I know, I know; we don’t know his motivation because we can’t be in his head. I know, I know; racism is a loaded word and people get very anxious when we start throwing it around. I know, I know; church is a sanctuary and it’s a tragedy that people can’t feel safe there. I know, I know; gun control. I know, I know; mental health.
You know what I think when I see all these arguments quickly jump up on traditional and social media? It’s not nice what I think. I think, F*** THIS. I think, who the hell are we trying to kid that this is anything other than blatant, ugly, racial terrorism? We don’t need any more facts than we already have, jacket patches included.
Then I think, what a relief that we finally have something so, pardon the pun, black and white. I mean, when there are police involved, it always devolves into an us and them situation and no one wants to pick sides because maybe there shouldn’t even be sides to begin with. Not all police are evil (I’d argue most aren’t) and no person, no matter their color deserves to be shot in the back, or running away or choked to death by a crowd of men, no matter what their crime or previous record. We should all agree on those points and yet somehow we can’t.
When it’s a mass shooting in a place where people are supposed to feel protected, we focus on safety and gun control and the overall tragedy of innocent lives lost. These aren’t bad things, but they don’t really get us anywhere in the long run except maybe more suspicious of one another.
This time, this time it’s racist and obvious and we should all be shouting together about the horrific nature of the crime and asking about what we can do to make this shit finally stop.
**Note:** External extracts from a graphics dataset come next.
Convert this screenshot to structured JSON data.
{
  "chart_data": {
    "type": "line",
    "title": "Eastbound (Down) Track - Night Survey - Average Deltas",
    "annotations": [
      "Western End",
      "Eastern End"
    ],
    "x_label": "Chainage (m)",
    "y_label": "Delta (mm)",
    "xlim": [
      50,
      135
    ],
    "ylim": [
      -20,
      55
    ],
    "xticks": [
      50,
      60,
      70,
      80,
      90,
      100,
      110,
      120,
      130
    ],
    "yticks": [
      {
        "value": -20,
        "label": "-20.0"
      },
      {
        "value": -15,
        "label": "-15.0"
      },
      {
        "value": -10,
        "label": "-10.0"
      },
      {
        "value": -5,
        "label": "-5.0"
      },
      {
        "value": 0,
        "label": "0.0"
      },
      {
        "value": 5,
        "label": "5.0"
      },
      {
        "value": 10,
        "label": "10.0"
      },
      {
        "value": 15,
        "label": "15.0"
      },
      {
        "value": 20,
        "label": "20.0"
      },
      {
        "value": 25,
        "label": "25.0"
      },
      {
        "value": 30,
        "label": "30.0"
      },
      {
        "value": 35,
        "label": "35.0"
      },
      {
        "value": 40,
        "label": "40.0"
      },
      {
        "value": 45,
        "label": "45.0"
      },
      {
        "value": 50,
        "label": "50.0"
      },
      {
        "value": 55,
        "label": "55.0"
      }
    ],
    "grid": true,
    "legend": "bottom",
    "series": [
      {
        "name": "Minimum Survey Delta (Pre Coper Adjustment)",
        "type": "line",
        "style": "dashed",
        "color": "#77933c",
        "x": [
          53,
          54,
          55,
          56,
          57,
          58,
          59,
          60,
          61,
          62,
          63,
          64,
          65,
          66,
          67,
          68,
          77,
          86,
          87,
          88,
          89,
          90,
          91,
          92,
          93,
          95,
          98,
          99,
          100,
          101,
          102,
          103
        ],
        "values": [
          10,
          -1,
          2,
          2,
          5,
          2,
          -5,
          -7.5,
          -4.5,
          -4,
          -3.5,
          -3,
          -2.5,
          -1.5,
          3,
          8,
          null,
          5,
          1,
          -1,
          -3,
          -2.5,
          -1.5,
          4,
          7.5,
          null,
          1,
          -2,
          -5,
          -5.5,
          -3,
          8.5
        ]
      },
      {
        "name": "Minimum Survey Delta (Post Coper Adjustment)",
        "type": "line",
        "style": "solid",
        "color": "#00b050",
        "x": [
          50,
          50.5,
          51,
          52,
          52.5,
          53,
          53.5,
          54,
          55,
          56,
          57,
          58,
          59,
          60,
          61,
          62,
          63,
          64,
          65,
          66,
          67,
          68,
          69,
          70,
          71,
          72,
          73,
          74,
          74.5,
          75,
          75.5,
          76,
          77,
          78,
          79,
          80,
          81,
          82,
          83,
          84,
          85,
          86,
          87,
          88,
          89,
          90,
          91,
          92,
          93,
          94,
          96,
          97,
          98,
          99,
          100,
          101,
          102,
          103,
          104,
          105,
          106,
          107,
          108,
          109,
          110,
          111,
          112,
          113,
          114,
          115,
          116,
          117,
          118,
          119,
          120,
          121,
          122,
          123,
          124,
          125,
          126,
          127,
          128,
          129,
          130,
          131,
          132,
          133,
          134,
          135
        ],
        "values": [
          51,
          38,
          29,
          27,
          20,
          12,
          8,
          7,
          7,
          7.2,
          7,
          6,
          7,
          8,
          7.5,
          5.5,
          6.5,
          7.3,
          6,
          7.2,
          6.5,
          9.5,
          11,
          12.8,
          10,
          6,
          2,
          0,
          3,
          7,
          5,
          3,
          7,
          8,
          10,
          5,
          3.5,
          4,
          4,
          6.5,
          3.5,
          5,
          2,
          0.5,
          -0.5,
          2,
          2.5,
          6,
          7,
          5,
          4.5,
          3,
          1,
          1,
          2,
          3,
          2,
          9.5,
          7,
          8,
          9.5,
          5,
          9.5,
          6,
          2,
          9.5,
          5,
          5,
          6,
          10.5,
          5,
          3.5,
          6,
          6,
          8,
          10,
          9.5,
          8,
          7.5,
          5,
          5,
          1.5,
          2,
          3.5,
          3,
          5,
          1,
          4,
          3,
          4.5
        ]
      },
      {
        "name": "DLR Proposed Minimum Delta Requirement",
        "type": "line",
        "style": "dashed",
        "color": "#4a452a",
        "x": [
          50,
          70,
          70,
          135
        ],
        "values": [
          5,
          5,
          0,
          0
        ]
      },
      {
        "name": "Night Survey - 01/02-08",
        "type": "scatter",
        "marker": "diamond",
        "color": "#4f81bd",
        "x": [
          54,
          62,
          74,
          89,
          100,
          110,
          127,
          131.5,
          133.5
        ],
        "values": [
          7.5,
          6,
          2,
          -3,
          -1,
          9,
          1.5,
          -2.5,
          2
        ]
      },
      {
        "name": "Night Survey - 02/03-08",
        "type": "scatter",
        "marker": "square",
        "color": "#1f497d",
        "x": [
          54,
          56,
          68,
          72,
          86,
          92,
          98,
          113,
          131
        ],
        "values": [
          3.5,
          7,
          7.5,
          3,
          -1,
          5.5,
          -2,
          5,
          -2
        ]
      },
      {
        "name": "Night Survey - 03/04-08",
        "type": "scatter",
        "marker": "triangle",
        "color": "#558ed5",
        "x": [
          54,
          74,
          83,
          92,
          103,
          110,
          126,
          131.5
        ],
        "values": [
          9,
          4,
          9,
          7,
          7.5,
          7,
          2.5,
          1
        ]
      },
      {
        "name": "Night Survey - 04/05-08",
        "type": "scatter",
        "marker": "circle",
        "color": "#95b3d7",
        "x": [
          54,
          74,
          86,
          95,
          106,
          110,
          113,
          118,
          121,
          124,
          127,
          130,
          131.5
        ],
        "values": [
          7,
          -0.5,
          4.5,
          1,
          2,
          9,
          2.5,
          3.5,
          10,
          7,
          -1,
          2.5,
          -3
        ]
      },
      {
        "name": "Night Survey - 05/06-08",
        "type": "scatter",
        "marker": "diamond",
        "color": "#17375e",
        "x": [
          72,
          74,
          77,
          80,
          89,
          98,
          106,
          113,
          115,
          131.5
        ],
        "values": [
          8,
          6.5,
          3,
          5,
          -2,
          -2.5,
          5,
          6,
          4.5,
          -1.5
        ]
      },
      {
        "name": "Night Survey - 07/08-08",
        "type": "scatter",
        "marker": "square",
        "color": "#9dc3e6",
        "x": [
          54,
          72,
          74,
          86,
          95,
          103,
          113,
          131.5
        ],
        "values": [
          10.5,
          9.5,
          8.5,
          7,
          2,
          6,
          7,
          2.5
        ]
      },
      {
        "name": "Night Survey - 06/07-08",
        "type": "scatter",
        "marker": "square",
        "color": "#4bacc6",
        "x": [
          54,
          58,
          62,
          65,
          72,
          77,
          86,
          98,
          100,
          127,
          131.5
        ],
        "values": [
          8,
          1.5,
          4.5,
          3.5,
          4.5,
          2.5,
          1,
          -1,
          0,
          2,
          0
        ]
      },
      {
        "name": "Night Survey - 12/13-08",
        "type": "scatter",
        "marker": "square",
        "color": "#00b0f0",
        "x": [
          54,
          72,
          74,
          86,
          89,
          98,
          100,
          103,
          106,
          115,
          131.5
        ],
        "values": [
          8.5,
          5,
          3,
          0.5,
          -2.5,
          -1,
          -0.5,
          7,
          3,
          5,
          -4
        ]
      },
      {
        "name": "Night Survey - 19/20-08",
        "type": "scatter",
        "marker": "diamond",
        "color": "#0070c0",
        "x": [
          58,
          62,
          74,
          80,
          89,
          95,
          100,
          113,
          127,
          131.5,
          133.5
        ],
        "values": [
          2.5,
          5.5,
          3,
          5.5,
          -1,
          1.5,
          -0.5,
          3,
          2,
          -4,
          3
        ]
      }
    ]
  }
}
But we can’t even seem to do that in a case that is So. Damn. Clear.
Here is my problem. I don’t know what to do. I am angry, really, really angry. But I’m also heartbroken. I watch movies about when terrorism happens in churches in this country and it breaks my heart that it ever had to happen and now it’s occurring in my every day. So, I’m angry and I’m deeply sad and I feel truly and utterly powerless because, I’m the one that’s supposed to have the power and I know I have a responsiblity to do something and I am up to owning that responsibility but I just don’t know what to do with it.
Sure, I raise my kids in a way that I think is helpful for the future and I share things on social media that I hope people see, but that can’t be all. I read and listen and mull it over in my mind again and again and again. I pray and I worry and I lose sleep over it.
And I still don’t know what to do. I am not sure what blocks me. Confusion? Feeling inadequate? Is it because I’m always afraid to ask? Because how white and privileged is that? “Hey, friends of color, help a girl out with some 411. Help me help you.” I make my own self sick.
I wish I could end this post in my usual hopeful “here’s what’s next” fashion. But I can’t.
Because here I sit. Sad and angry and pretty freakin’ hopeless with the firm belief that I should be doing something but no earthly idea of what to do. All I knew was that I had to write, because I can’t have posts up here about anything else until I do. Charleston happened. A white kid shot and killed nine black citizens because of pure hate. I refuse to pretend it doesn’t affect us all. Now I just need to figure out my role in making it stop.